Nobody denies that the natural world is a fertile source of inspiration, I read that most new drugs begin with an analogue of a naturally occurring compound, but what’s missing, for me at least, is any evidence that the alternative world (rather than patient scientific exploration) brings any new insight.

Malcolm R,
I do agree your comments that include: ” What seems to bedevil some of the comments is an unwillingness to use or accept scientific scrutiny as a necessary step in their evaluation.”

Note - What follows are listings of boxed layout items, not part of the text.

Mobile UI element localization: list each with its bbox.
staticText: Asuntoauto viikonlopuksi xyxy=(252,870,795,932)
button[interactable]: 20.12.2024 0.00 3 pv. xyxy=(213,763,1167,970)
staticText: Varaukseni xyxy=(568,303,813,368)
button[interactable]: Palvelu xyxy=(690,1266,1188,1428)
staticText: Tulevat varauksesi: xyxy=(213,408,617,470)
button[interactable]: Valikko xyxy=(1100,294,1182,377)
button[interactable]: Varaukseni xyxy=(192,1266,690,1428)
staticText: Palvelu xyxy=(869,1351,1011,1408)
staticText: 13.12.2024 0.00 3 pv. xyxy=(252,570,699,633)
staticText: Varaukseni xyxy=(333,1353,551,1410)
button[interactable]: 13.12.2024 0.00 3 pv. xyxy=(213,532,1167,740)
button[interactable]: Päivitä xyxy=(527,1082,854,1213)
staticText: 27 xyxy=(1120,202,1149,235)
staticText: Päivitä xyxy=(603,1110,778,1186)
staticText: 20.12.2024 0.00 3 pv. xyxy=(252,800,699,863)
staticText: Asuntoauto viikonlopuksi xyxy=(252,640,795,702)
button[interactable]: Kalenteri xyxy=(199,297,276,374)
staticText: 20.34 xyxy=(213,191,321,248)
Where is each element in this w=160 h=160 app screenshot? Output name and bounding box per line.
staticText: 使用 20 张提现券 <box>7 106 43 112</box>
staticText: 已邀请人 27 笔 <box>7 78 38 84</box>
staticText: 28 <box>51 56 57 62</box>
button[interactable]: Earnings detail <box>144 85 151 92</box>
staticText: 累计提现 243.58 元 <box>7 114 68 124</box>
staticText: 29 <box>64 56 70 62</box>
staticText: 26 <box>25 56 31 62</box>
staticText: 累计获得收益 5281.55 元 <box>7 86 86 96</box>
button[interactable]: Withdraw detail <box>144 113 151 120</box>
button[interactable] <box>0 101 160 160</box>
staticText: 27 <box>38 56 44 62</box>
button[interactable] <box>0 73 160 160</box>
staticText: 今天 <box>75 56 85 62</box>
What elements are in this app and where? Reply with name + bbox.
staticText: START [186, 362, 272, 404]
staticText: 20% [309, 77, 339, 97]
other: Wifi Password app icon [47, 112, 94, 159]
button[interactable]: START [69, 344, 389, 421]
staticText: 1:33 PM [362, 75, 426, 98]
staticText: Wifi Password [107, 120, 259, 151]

The successful use of the Gerson protocol by mainstream medicine in Japan is a case in point, and to my own knowledge has not been properly investigated or evaluated by oncology generally; this is most likely because of the opposition to it on the grounds that it is implausible and therefore quackery, as has been reiterated here, requiring no investigation.

Guy,
your comment that….
“Consider the role of glucose in the growth of cancer. Findings about glucose metabolism and the fact that a high proportion of cancer cells cannot metabolise other energy sources appears, as far as I can tell, to have originated in orthodox cancer research”.

Is true, because in 1931 the Nobel laureate in medicine, German Otto Warburg, Ph.D., first discovered that cancer cells have a fundamentally different energy metabolism compared to healthy cells. The crux of his Nobel thesis was that malignant tumors frequently exhibit an increase in anaerobic glycolysis — a process whereby glucose is used as a fuel by cancer cells with lactic acid as an anaerobic byproduct — compared to normal tissues.

But this has been ignored by Mainstream oncology for reasons unknown.